The International Institute for Strategic Studies in London concluded this year that North Korea's nuclear arsenal could reach four to eight bombs over the next year and increase by 13 bombs per year by the end of the decade. The Institute for Science and International Security in Washington recently estimated that North Korea has a maximum of eight or nine weapons.


"It's long overdue for them to do something," David Albright, president of the Institute for Science and International Security, said of the administration.


Albright said that the January visit of the unofficial delegation -- which included Siegfried S. Hecker, a former director of Los Alamos National Laboratory -- brought back evidence that North Korea has reprocessed all 8,000 spent fuel rods that had been held in a cooling pond under a 1994 agreement negotiated by the Clinton administration.


In late 2002, Pyongyang evicted international inspectors observing the pond after the United States suspended shipments of fuel oil because, officials said, North Korea had nullified the 1994 deal by having a clandestine uranium program.

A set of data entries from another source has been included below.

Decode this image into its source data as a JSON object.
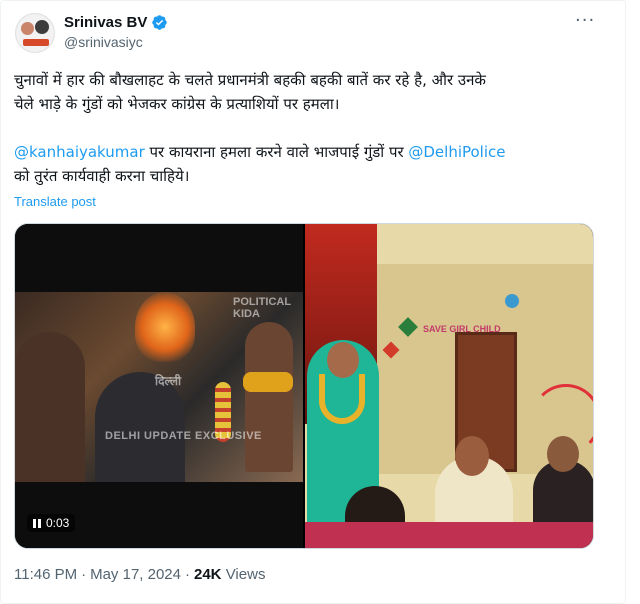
{
  "author": {
    "display_name": "Srinivas BV",
    "handle": "@srinivasiyc",
    "verified": true
  },
  "tweet": {
    "line1": "चुनावों में हार की बौखलाहट के चलते प्रधानमंत्री बहकी बहकी बातें कर रहे है, और उनके",
    "line2": "चेले भाड़े के गुंडों को भेजकर कांग्रेस के प्रत्याशियों पर हमला।",
    "mention1": "@kanhaiyakumar",
    "line3_mid": " पर कायराना हमला करने वाले भाजपाई गुंडों पर ",
    "mention2": "@DelhiPolice",
    "line4": "को तुरंत कार्यवाही करना चाहिये।"
  },
  "translate_label": "Translate post",
  "media": {
    "video_time": "0:03",
    "watermark_top": "POLITICAL KIDA",
    "watermark_bottom": "DELHI UPDATE EXCLUSIVE",
    "watermark_logo": "दिल्ली",
    "photo_board_text": "SAVE GIRL CHILD"
  },
  "meta": {
    "time": "11:46 PM",
    "date": "May 17, 2024",
    "views_count": "24K",
    "views_label": "Views"
  },
  "colors": {
    "link": "#1d9bf0",
    "verified": "#1d9bf0",
    "text": "#0f1419",
    "secondary": "#536471"
  },
  "icons": {
    "more": "more-icon",
    "verified": "verified-badge-icon",
    "pause": "pause-icon"
  }
}
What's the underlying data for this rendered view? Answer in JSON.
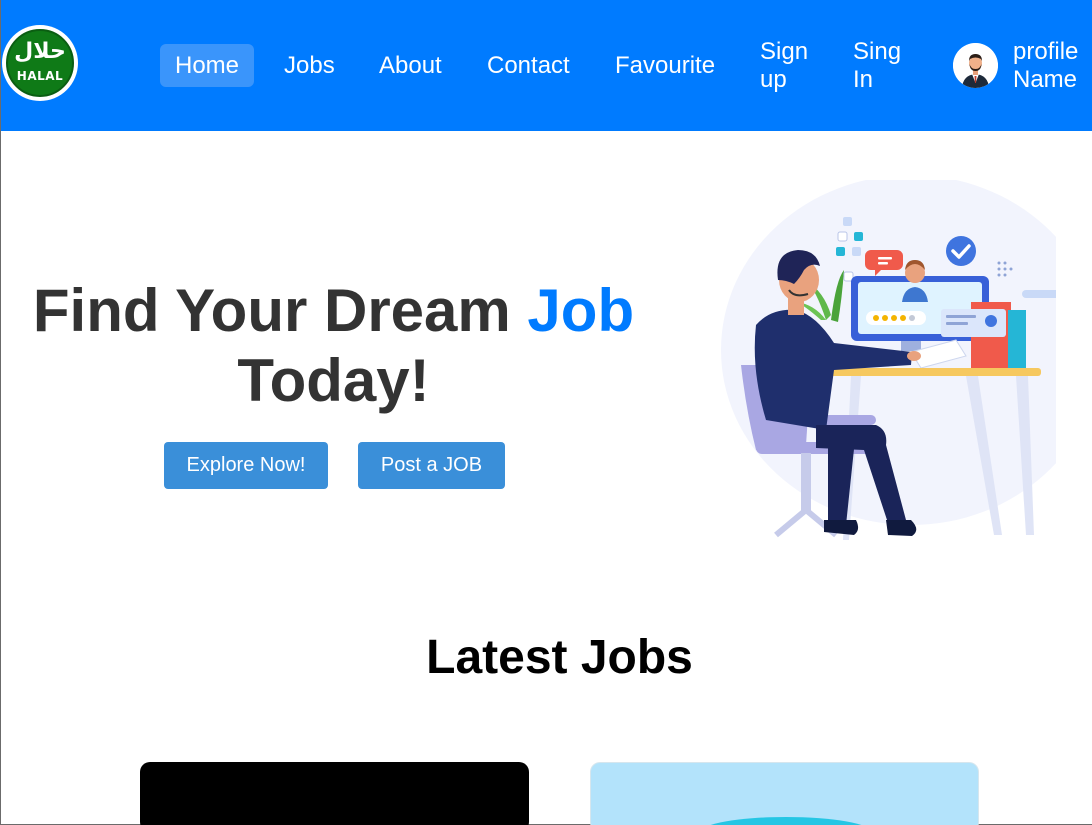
{
  "logo": {
    "arabic": "حلال",
    "text": "HALAL"
  },
  "nav": {
    "home": "Home",
    "jobs": "Jobs",
    "about": "About",
    "contact": "Contact",
    "favourite": "Favourite",
    "signup_line1": "Sign",
    "signup_line2": "up",
    "signin_line1": "Sing",
    "signin_line2": "In",
    "profile_line1": "profile",
    "profile_line2": "Name"
  },
  "hero": {
    "title_part1": "Find Your Dream ",
    "title_accent": "Job",
    "title_part2": "Today!",
    "explore_button": "Explore Now!",
    "post_button": "Post a JOB"
  },
  "latest_jobs": {
    "title": "Latest Jobs"
  },
  "colors": {
    "brand_blue": "#007bff",
    "button_blue": "#3a8fd9",
    "active_nav": "#3a95fb",
    "halal_green": "#0f7a17"
  },
  "icons": [
    "halal-logo",
    "profile-avatar-icon",
    "job-interview-illustration"
  ]
}
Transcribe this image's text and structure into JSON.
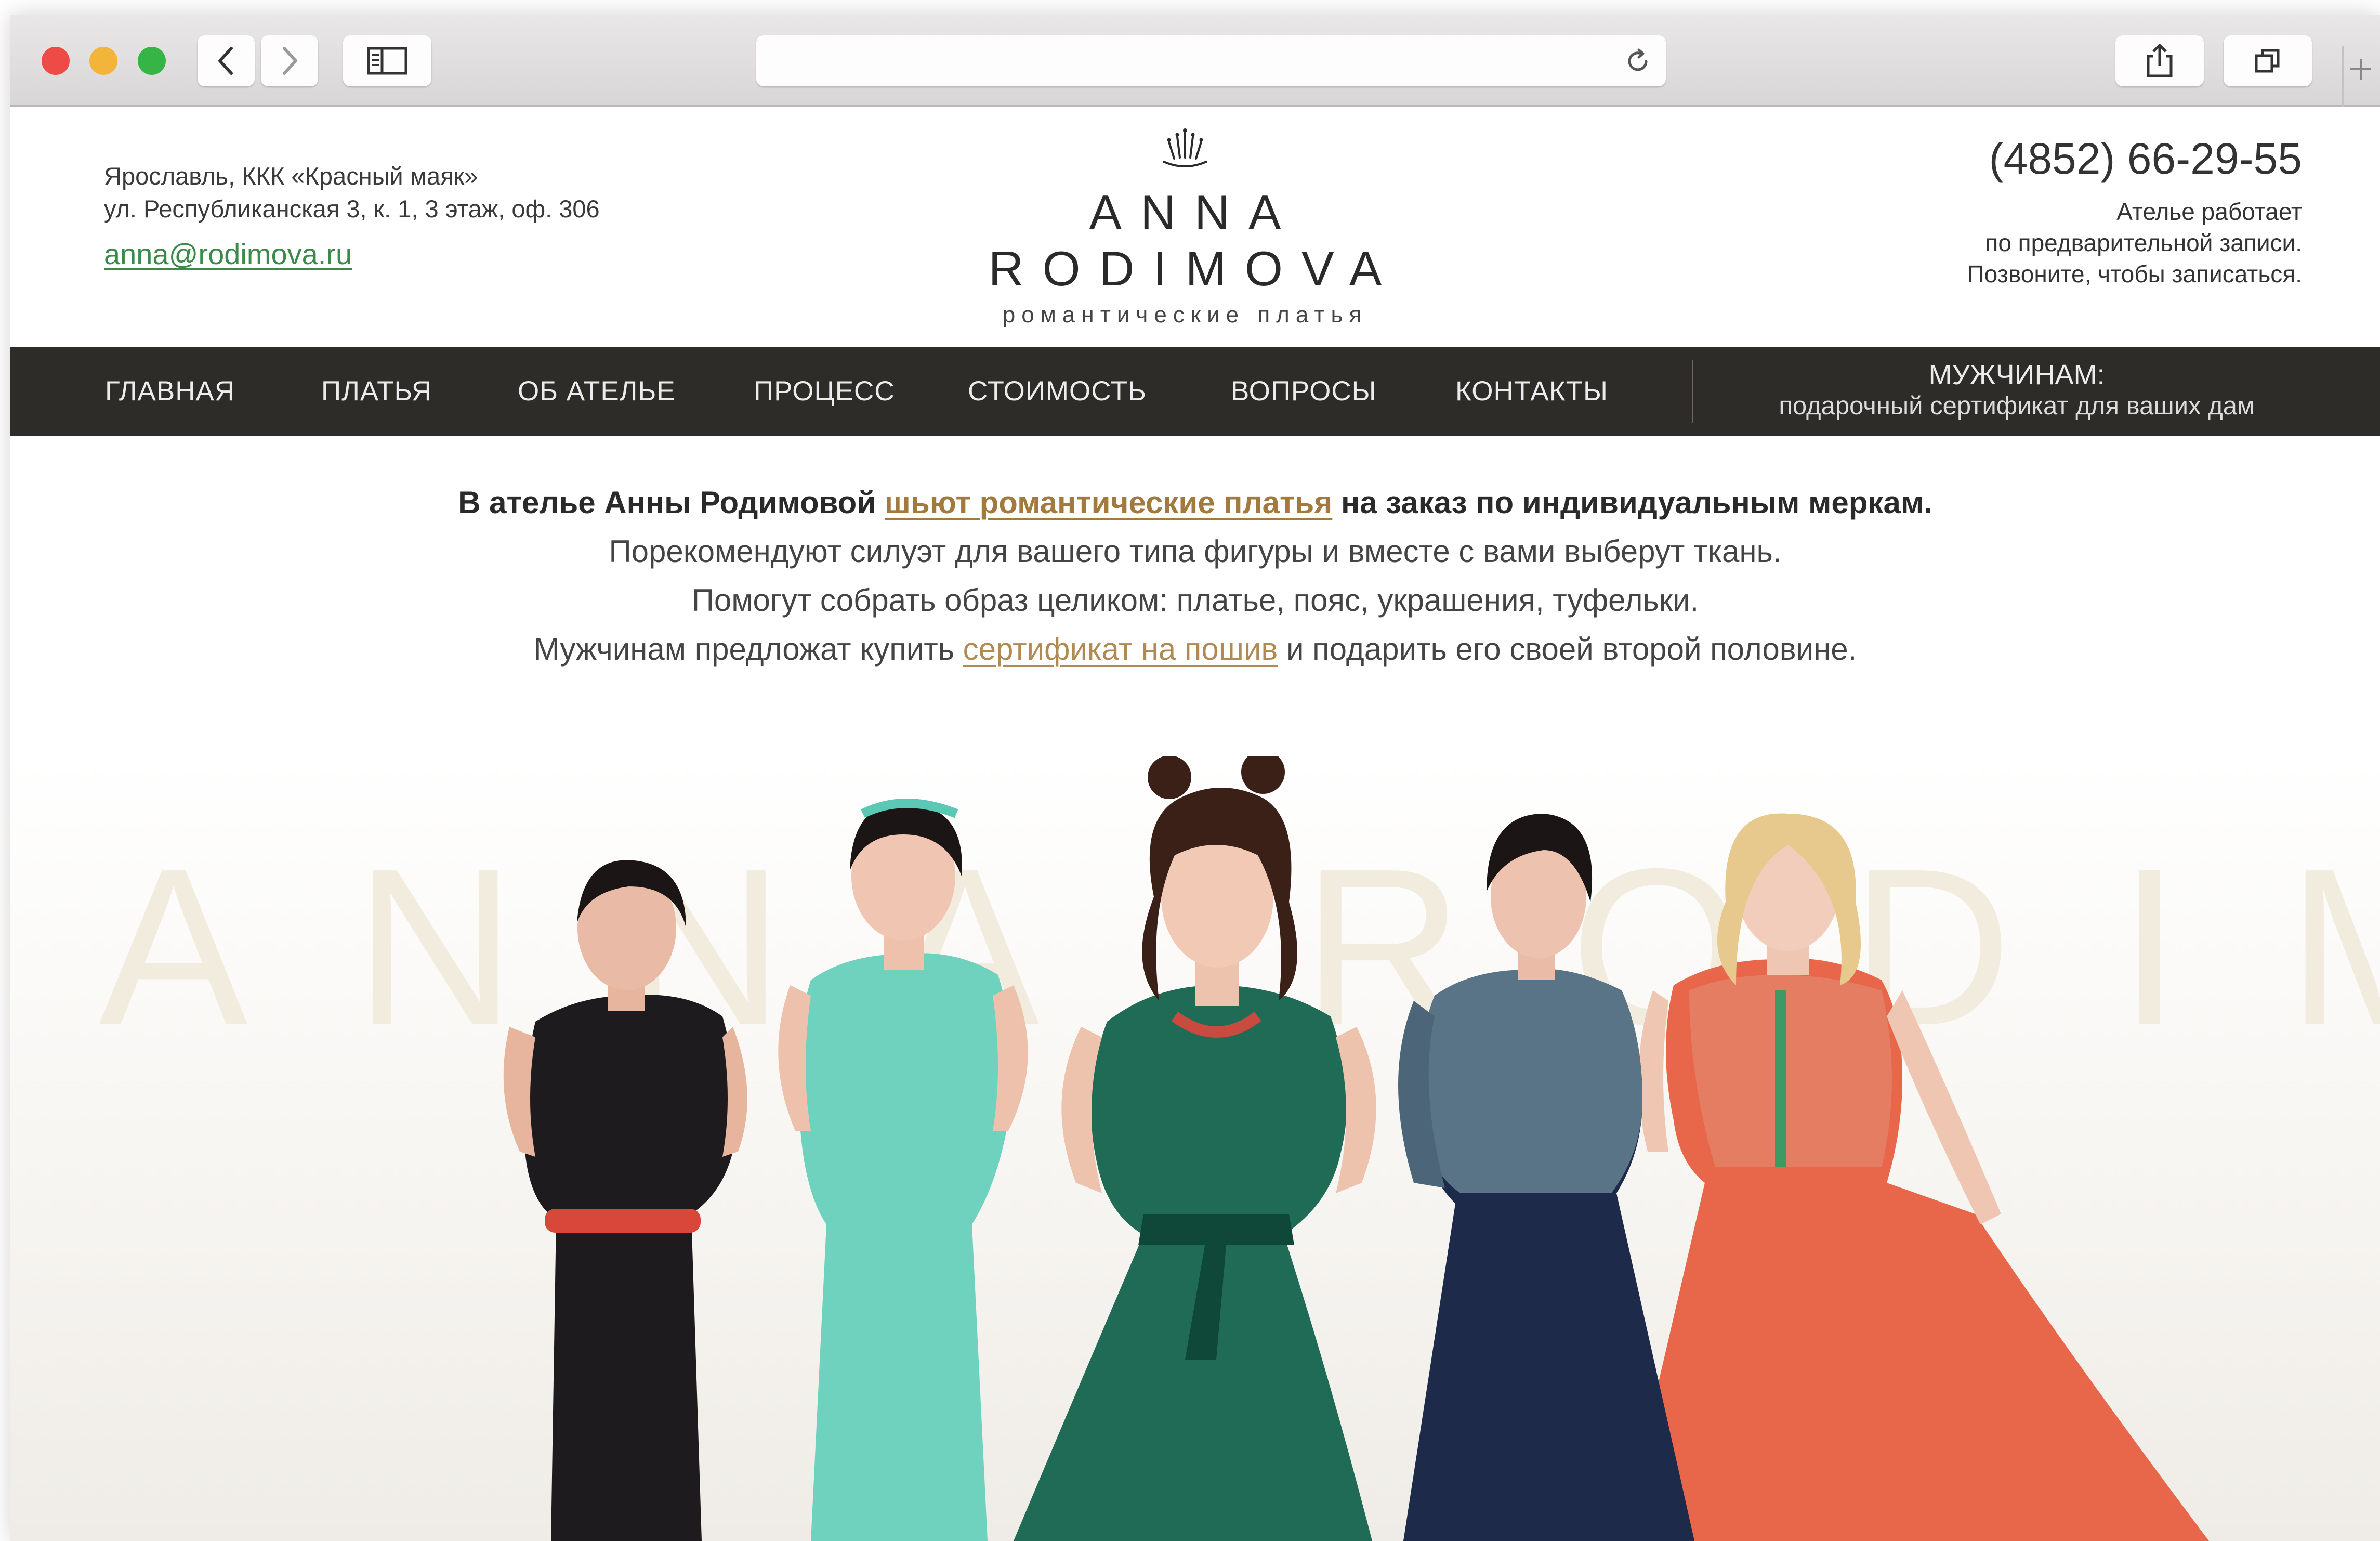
{
  "browser": {
    "url": "",
    "icons": {
      "back": "chevron-left-icon",
      "forward": "chevron-right-icon",
      "sidebar": "sidebar-icon",
      "reload": "reload-icon",
      "share": "share-icon",
      "tabs": "tabs-icon",
      "new_tab": "plus-icon"
    },
    "colors": {
      "close": "#ee4a46",
      "minimize": "#f3b43a",
      "zoom": "#36b546"
    }
  },
  "header": {
    "address_line1": "Ярославль, ККК «Красный маяк»",
    "address_line2": "ул. Республиканская 3, к. 1, 3 этаж, оф. 306",
    "email": "anna@rodimova.ru",
    "brand": "ANNA RODIMOVA",
    "tagline": "романтические платья",
    "phone": "(4852) 66-29-55",
    "note_line1": "Ателье работает",
    "note_line2": "по предварительной записи.",
    "note_line3": "Позвоните, чтобы записаться."
  },
  "nav": {
    "items": [
      {
        "label": "ГЛАВНАЯ"
      },
      {
        "label": "ПЛАТЬЯ"
      },
      {
        "label": "ОБ АТЕЛЬЕ"
      },
      {
        "label": "ПРОЦЕСС"
      },
      {
        "label": "СТОИМОСТЬ"
      },
      {
        "label": "ВОПРОСЫ"
      },
      {
        "label": "КОНТАКТЫ"
      }
    ],
    "men_title": "МУЖЧИНАМ:",
    "men_sub": "подарочный сертификат для ваших дам"
  },
  "intro": {
    "l1_a": "В ателье Анны Родимовой ",
    "l1_link": "шьют романтические платья",
    "l1_b": " на заказ по индивидуальным меркам.",
    "l2": "Порекомендуют силуэт для вашего типа фигуры и вместе с вами выберут ткань.",
    "l3": "Помогут собрать образ целиком: платье, пояс, украшения, туфельки.",
    "l4_a": "Мужчинам предложат купить ",
    "l4_link": "сертификат на пошив",
    "l4_b": " и подарить его своей второй половине."
  },
  "hero": {
    "watermark": "ANNA RODIMOVA",
    "dress_colors": [
      "#1d1b1e",
      "#6fd2bf",
      "#1f6b55",
      "#1d2a4a",
      "#e8674a"
    ]
  }
}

In February, CIA Director George J. Tenet told Congress: "The intelligence community judged in the mid-1990s that North Korea had produced one, possibly two, nuclear weapons. The 8,000 [spent fuel] rods the North claims to have processed into plutonium metal would provide enough plutonium for several more." Tenet added that North Korea is "pursuing a production-scale uranium enrichment program" using technology provided by A.Q. Khan, a Pakistani metallurgist who recently admitted to making millions by providing nuclear equipment and know-how to other countries.


The delegation members provided samples of the clothing they wore during their tour of the Yongbyon facility, when the North Koreans showed Hecker a jar that they said contained recently reprocessed plutonium. Albright said traces of plutonium byproducts, such as americium, that collected on the clothing could be analyzed to indicate how recently the plutonium had been processed.


"I think it is generally accepted the North Koreans are probably telling the truth when they say some reprocessing activity took place," said Gary Samore, a weapons expert who was the principal author of the London institute's report.


The earlier estimate was based on calculations derived from the amount of plutonium North Korea was believed to possess -- about seven to 11 kilograms -- and the new estimate essentially reflects the number of additional weapons North Korea could produce from the plutonium derived from the 8,000 spent fuel rods. The calculation in part depends on determining how much plutonium is lost during reprocessing.


Albright said he reached his estimate of a maximum of nine weapons by calculating that North Korea possesses about 37 to 39 kilograms of plutonium and would need at least four kilograms per weapon.


U.S. officials have said Khan told interrogators that in the 1990s the North Koreans showed him three devices they identified as nuclear weapons. The report, which has not been confirmed, would suggest North Korea was more efficient in its use of plutonium than previously thought.


But Samore said he thought it was implausible that North Korea would show its weapons to an outsider, let alone keep them all in one place. He added that it was in Khan's interest to assert that North Korea already had nuclear weapons when he began supplying materials for the uranium-enrichment program.